Did you know that a recent Harvard Medical School study concluded that the true price of coal power factoring in the externalized environmental costs is 2-3x as much as the market price? http://www.boston.com/lifestyle/green/greenblog/2011/02/new_.... The same study found the total externalized costs of coal power to be $200-$500 billion/year: http://onlinelibrary.wiley.com/doi/10.1111/j.1749-6632.2010..... Here in Chicago we recently shut down two coal-fired power plants that were causing $100 million in health damage per year and only creating 50-60 jobs each.

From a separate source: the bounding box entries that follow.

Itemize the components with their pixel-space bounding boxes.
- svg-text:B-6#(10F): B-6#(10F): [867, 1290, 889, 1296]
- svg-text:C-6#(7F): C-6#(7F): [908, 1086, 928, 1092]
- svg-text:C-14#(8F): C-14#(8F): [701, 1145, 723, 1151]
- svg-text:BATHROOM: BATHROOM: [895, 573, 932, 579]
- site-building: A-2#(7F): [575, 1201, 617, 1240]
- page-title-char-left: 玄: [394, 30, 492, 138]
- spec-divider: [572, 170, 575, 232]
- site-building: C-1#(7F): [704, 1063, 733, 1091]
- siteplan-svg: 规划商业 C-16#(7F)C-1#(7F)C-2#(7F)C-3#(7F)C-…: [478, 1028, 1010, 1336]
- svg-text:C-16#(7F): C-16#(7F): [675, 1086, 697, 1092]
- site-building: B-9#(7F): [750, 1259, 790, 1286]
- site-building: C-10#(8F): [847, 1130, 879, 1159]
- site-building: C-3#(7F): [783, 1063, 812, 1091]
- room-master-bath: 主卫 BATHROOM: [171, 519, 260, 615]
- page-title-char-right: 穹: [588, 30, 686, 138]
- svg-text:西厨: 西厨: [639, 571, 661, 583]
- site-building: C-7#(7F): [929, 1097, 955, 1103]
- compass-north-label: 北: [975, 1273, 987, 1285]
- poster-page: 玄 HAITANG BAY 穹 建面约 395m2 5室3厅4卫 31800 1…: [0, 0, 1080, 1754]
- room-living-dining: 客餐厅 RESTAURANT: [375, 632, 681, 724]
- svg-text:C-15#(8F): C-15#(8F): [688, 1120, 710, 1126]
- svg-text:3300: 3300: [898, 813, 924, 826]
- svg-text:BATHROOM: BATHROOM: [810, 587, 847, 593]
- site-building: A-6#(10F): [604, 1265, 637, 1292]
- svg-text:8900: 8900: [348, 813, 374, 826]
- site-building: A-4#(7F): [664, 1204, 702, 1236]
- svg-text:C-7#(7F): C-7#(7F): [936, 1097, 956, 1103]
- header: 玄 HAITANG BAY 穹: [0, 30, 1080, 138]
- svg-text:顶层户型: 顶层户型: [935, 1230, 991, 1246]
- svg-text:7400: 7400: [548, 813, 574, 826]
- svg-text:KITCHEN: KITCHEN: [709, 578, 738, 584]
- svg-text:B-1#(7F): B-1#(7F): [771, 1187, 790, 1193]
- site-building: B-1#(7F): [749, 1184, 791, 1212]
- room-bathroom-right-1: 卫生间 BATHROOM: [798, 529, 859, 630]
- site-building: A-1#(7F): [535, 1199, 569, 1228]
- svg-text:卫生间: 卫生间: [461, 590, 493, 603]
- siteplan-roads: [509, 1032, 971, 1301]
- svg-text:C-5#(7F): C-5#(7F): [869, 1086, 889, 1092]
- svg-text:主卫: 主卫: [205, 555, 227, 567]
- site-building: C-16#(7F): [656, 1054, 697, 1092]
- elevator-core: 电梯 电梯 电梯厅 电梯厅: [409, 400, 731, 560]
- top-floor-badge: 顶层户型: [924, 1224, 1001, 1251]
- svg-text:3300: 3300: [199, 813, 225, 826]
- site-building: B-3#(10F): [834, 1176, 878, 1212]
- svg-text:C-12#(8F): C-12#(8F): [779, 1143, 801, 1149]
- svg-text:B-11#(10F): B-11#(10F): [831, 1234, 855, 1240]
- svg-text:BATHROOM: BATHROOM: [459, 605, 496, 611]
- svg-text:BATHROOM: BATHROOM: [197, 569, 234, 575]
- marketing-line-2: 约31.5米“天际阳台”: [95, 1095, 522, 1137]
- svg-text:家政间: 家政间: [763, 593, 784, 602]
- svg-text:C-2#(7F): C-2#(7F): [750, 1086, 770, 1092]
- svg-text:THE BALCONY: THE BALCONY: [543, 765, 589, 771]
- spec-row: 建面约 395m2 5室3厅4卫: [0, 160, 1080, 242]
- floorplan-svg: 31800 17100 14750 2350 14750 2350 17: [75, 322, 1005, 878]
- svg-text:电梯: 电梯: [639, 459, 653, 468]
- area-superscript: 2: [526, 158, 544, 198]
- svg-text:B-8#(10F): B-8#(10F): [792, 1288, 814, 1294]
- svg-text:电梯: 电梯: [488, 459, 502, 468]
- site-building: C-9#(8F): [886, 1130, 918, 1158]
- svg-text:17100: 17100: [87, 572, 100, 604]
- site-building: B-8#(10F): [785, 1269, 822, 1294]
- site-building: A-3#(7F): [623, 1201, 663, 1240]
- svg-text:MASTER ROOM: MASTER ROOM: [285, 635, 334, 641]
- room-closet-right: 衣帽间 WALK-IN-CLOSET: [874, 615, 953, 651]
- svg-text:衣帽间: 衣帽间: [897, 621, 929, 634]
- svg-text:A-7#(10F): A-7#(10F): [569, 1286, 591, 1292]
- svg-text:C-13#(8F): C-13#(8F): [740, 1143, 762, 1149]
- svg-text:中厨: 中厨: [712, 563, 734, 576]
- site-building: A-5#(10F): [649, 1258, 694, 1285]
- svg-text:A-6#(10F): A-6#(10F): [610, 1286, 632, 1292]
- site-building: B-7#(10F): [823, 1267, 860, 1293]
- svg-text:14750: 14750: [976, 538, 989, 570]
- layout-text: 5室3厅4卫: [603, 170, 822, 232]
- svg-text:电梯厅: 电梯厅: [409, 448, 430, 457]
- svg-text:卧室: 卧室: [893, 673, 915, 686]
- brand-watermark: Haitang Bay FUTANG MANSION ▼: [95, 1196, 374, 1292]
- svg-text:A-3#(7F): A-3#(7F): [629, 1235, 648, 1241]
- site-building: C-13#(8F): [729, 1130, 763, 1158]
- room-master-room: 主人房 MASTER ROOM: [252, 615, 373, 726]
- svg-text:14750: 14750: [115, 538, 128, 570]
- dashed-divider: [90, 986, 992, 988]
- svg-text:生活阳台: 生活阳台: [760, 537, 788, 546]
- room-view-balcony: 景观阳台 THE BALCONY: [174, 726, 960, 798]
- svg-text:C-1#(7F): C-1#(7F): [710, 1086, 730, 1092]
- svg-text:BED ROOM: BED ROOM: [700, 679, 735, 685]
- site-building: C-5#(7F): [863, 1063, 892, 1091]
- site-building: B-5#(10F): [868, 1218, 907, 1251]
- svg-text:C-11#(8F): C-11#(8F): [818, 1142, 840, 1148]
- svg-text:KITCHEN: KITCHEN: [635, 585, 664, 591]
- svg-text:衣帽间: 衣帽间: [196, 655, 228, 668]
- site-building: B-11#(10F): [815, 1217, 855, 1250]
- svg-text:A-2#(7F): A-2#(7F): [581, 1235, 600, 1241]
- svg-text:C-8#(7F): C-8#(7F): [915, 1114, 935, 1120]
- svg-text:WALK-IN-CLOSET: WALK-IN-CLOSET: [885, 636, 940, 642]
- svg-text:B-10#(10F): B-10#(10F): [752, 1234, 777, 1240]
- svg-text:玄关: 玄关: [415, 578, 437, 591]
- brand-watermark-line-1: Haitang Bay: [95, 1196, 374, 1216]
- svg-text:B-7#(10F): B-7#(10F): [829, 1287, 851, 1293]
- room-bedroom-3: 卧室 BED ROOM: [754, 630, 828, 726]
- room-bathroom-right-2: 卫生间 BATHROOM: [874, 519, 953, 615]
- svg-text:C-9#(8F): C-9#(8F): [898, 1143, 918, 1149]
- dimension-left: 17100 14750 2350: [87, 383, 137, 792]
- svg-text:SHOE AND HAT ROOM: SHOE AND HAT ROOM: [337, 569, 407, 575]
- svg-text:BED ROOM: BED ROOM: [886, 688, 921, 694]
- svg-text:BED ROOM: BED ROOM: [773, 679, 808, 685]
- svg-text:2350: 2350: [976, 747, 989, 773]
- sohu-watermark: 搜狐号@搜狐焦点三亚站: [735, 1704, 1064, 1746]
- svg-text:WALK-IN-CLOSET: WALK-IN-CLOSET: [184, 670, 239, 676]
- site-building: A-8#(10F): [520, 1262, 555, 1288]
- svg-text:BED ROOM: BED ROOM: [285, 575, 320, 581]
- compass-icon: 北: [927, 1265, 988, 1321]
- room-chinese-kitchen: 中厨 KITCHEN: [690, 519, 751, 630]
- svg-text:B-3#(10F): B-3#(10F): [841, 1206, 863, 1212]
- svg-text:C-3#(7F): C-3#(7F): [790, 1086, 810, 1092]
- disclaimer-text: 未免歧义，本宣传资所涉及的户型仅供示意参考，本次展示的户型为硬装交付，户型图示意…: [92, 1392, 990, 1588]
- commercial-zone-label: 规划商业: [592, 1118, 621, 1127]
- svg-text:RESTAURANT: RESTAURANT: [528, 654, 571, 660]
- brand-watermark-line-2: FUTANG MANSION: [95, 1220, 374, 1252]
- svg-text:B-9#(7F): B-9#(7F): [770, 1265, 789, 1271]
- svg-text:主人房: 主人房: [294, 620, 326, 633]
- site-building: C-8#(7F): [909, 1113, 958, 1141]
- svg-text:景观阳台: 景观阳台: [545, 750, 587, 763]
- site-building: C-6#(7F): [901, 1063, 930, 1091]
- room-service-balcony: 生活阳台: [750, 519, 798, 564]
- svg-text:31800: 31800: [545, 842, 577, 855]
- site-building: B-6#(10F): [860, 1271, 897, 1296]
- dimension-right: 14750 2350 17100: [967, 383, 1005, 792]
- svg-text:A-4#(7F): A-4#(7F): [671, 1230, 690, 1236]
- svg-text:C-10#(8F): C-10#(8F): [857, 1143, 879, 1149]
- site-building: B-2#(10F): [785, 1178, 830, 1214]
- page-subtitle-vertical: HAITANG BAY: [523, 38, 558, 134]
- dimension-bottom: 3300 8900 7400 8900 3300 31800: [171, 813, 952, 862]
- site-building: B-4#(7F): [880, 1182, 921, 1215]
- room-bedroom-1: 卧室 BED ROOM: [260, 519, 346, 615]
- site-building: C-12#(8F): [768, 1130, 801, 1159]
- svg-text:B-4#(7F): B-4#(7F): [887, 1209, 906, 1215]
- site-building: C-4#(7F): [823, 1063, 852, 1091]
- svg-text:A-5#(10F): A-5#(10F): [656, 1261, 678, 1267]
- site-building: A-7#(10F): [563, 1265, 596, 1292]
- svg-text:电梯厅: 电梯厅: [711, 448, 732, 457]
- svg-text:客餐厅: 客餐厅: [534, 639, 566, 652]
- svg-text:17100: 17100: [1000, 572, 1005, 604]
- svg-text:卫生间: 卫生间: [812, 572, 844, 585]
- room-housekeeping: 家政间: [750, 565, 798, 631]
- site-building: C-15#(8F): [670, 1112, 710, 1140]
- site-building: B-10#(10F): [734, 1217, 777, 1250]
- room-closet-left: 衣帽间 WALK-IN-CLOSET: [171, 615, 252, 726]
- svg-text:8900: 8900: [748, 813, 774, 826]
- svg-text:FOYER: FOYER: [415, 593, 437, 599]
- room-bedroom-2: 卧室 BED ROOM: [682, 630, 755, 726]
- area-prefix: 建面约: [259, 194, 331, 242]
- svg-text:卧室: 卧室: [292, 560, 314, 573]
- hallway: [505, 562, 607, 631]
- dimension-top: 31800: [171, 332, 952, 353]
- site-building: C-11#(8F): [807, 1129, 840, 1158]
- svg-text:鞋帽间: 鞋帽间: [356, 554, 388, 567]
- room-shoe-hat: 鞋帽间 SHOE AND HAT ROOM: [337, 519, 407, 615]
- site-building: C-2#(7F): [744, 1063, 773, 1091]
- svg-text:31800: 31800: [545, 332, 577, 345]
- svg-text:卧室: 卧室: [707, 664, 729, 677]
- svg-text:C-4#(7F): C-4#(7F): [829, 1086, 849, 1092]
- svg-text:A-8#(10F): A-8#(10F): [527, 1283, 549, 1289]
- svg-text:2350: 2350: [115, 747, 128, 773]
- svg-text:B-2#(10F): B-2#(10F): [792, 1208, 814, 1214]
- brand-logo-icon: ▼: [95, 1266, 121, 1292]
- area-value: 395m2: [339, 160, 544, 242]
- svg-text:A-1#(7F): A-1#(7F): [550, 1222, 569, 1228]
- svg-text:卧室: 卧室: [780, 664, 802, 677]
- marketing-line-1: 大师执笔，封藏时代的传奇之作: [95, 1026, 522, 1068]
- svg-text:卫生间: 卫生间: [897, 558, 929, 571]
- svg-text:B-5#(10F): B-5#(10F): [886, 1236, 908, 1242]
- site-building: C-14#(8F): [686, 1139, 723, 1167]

The total cost of environmental damage being down every year, in terms of quantifiable impact to people is probably into the trillion dollar per year range. People tend to think of environmentalism as being about "soft values" but that couldn't be further from the truth. Even if we assign zero value to the environment itself, we can't avoid putting a dollar figure on the value of the services the environment provides us. When New York manages to avoid building a $6-$8 billion filtration facility by properly managing the Catskills watershed, we can't avoid the inescapable economic conclusion that damage to the Catskills and similar watersheds needs to be valued in the billions of dollars range. We can't avoid the conclusion that when a company dumps waste into those watersheds, it's an economic injury no different than if tore up city streets or caused a bridge to collapse.
It's the government's job to protect us from all this, the same as it's the government's job to protect us from people who steal your car or break into our houses. It goes to the heart of why government exists.
Basically, my argument is that we are going to continue to pollute the air for some time to come (the automobile will not disappear overnight). Natural gas is much cleaner, but even if it were crude oil under our soil, wouldn't it be better to use our own rather than another country's? The actual process of extracting any kind of oil/gas is not that environmentally hazardous, unless of course there is a spill.
It's not about protecting the environment in the abstract. It's about who bears the costs of industrial activity. Loosening environmental reactions doesn't reduce costs, it shifts costs from polluters to the general public, particularly to the poorest people.
Polluting the air you breathe is no different than any other injury--if the government has any function it is to protect your bodily integrity. It is a failure of organized society when a company can profit by physically hurting you, and it's economically inefficient to allow polluting industries to shift the inherent costs of their activity onto other people. It causes companies to pick the technologies that have the most costs that can be passed to other people, not the technologies that are the most absolutely efficient.
The oil, coal, etc, industries were made possible by the intervention of government. Did you know that in the 1600s in American law pollution was basically illegal? E.g. if water ran through your property, it had to leave as clean as it went in. Allowing people to pollute during the industrial revolution was actually a tremendous government subsidy of industry.